Common mistakes when using CRM data to diagnose pipeline
- Treating stage labels as truth without checking evidence
- Trying to fix everything at once
- Ignoring shared constraints (SE, legal, procurement)
- Measuring activity instead of flow
- Allowing data standards to bloat into bureaucracy
Summary FAQ
What CRM data is most useful for detecting pipeline issues? The most useful signals are WIP by stage, days in stage, stage-to-stage conversion, close date movement (slip), and next-step quality.
How do I know if a pipeline stage is becoming a bottleneck? If WIP is rising and median stage age is rising over multiple weeks, throughput is constrained and a bottleneck is forming.
What does it mean when conversion drops but activity stays high?

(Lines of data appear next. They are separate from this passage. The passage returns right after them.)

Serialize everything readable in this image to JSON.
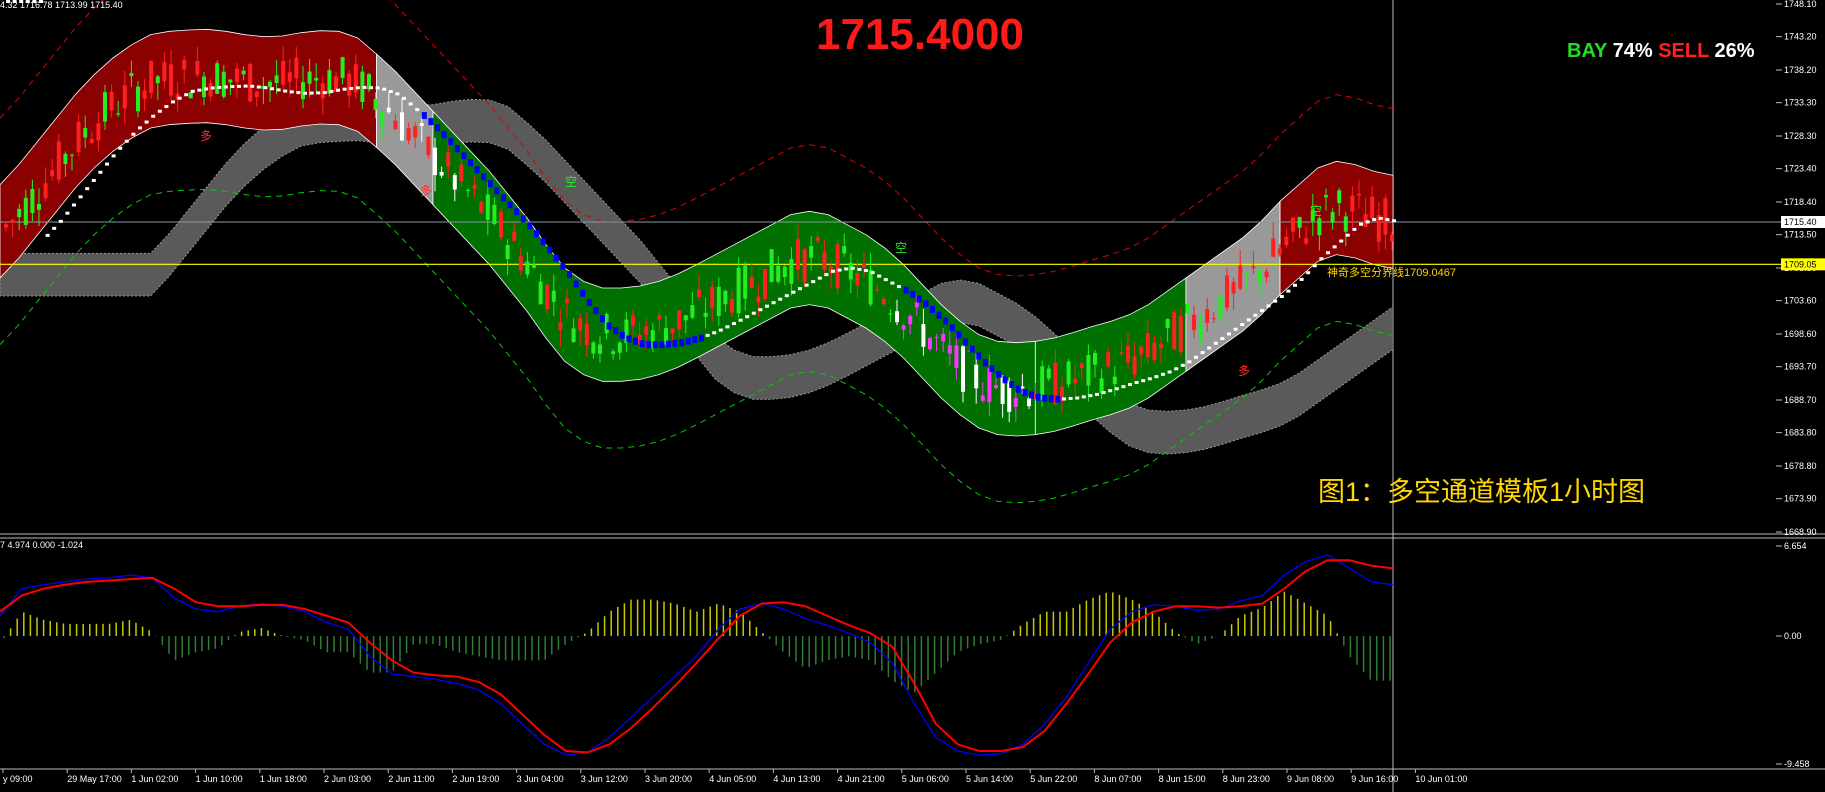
{
  "header": {
    "ohlc_text": "4.32 1716.78 1713.99 1715.40"
  },
  "macd_header": {
    "text": "7 4.974 0.000 -1.024"
  },
  "big_price": "1715.4000",
  "sentiment": {
    "bay_label": "BAY",
    "bay_value": "74%",
    "sell_label": "SELL",
    "sell_value": "26%"
  },
  "figure_title": "图1：多空通道模板1小时图",
  "boundary_label": "神奇多空分界线1709.0467",
  "colors": {
    "bull": "#00ff00",
    "bear": "#ff0000",
    "channel_bull": "#007000",
    "channel_bear": "#8b0000",
    "band_gray": "#5a5a5a",
    "bound_line": "#ffff00",
    "macd_main": "#0000ff",
    "macd_signal": "#ff0000"
  },
  "chart_data": [
    {
      "type": "line",
      "title": "",
      "ylim": [
        1668.9,
        1748.1
      ],
      "price_ticks": [
        "1748.10",
        "1743.20",
        "1738.20",
        "1733.30",
        "1728.30",
        "1723.40",
        "1718.40",
        "1713.50",
        "1708.50",
        "1703.60",
        "1698.60",
        "1693.70",
        "1688.70",
        "1683.80",
        "1678.80",
        "1673.90",
        "1668.90"
      ],
      "time_ticks": [
        "y 09:00",
        "29 May 17:00",
        "1 Jun 02:00",
        "1 Jun 10:00",
        "1 Jun 18:00",
        "2 Jun 03:00",
        "2 Jun 11:00",
        "2 Jun 19:00",
        "3 Jun 04:00",
        "3 Jun 12:00",
        "3 Jun 20:00",
        "4 Jun 05:00",
        "4 Jun 13:00",
        "4 Jun 21:00",
        "5 Jun 06:00",
        "5 Jun 14:00",
        "5 Jun 22:00",
        "8 Jun 07:00",
        "8 Jun 15:00",
        "8 Jun 23:00",
        "9 Jun 08:00",
        "9 Jun 16:00",
        "10 Jun 01:00"
      ],
      "markers": {
        "current_price": "1715.40",
        "boundary": "1709.05"
      },
      "series": [
        {
          "values": [
            1714.0,
            1717.0,
            1720.5,
            1724.0,
            1727.5,
            1730.5,
            1733.0,
            1735.0,
            1736.5,
            1737.0,
            1737.2,
            1737.3,
            1737.0,
            1736.5,
            1736.2,
            1736.3,
            1736.8,
            1737.1,
            1737.0,
            1736.0,
            1733.6,
            1731.0,
            1728.0,
            1725.0,
            1722.0,
            1719.0,
            1716.0,
            1712.5,
            1709.0,
            1705.0,
            1701.5,
            1699.5,
            1698.5,
            1698.5,
            1698.8,
            1699.5,
            1700.6,
            1702.0,
            1703.5,
            1705.0,
            1706.5,
            1708.0,
            1709.5,
            1710.0,
            1709.5,
            1708.0,
            1706.5,
            1704.5,
            1702.0,
            1699.0,
            1696.0,
            1693.5,
            1691.5,
            1690.5,
            1690.3,
            1690.5,
            1691.0,
            1691.8,
            1692.7,
            1693.5,
            1694.5,
            1696.0,
            1698.0,
            1700.0,
            1702.0,
            1704.0,
            1706.0,
            1708.5,
            1711.5,
            1714.0,
            1716.5,
            1717.5,
            1717.0,
            1716.0,
            1715.4
          ],
          "name": ""
        }
      ],
      "candles": "generated"
    },
    {
      "type": "line",
      "ylim": [
        -9.458,
        6.654
      ],
      "ticks": [
        "6.654",
        "0.00",
        "-9.458"
      ],
      "series": [
        {
          "values": [
            1.5,
            3.5,
            3.8,
            4.0,
            4.2,
            4.3,
            4.5,
            4.3,
            2.8,
            2.0,
            1.8,
            2.2,
            2.4,
            2.2,
            1.8,
            1.0,
            0.5,
            -1.5,
            -2.8,
            -3.0,
            -3.2,
            -3.5,
            -4.0,
            -5.0,
            -6.5,
            -8.0,
            -8.8,
            -8.6,
            -7.5,
            -6.0,
            -4.5,
            -3.0,
            -1.5,
            0.5,
            2.0,
            2.4,
            2.0,
            1.3,
            0.8,
            0.2,
            -0.5,
            -2.0,
            -5.0,
            -7.5,
            -8.5,
            -8.8,
            -8.7,
            -8.0,
            -6.5,
            -4.5,
            -2.0,
            0.5,
            1.8,
            2.3,
            2.2,
            1.9,
            2.0,
            2.6,
            3.0,
            4.5,
            5.5,
            6.0,
            5.0,
            4.0,
            3.8
          ]
        },
        {
          "values": [
            1.8,
            3.0,
            3.5,
            3.8,
            4.0,
            4.1,
            4.2,
            4.3,
            3.5,
            2.5,
            2.2,
            2.2,
            2.3,
            2.3,
            2.0,
            1.5,
            1.0,
            -0.5,
            -1.8,
            -2.7,
            -2.9,
            -3.0,
            -3.4,
            -4.3,
            -5.8,
            -7.3,
            -8.5,
            -8.6,
            -8.0,
            -6.8,
            -5.3,
            -3.7,
            -2.0,
            -0.2,
            1.5,
            2.4,
            2.5,
            2.2,
            1.5,
            0.8,
            0.2,
            -0.8,
            -3.5,
            -6.5,
            -8.0,
            -8.5,
            -8.5,
            -8.2,
            -7.0,
            -5.0,
            -2.8,
            -0.5,
            1.0,
            1.8,
            2.2,
            2.2,
            2.1,
            2.2,
            2.4,
            3.5,
            4.8,
            5.6,
            5.6,
            5.2,
            5.0
          ]
        }
      ]
    }
  ]
}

It usually indicates low-quality opportunities or weak qualification: effort is being applied, but deals aren’t meeting evidence thresholds to progress.
Why do close dates slip repeatedly late-stage? Typically because governance steps (procurement, legal, security) or decision processes weren’t mapped early, so unexpected work appears late.
How often should we review CRM data to catch issues early? Weekly for early detection and course correction, and monthly for trend analysis and systemic improvements.
Do we need complex dashboards or AI scoring to diagnose pipeline? No. Most pipeline issues can be detected with a small set of flow and quality metrics reviewed in a consistent cadence.
How do we improve CRM data trust without adding bureaucracy? Set minimal standards focused on buyer evidence (outcome, mutual next step, close date justification, risks) and reinforce them in weekly coaching routines.
What should we do after detecting a pipeline issue? Pick one fix with the highest impact: stage reset, tighten entry criteria, improve next-step standards, address a shared constraint, or recalibrate close dates.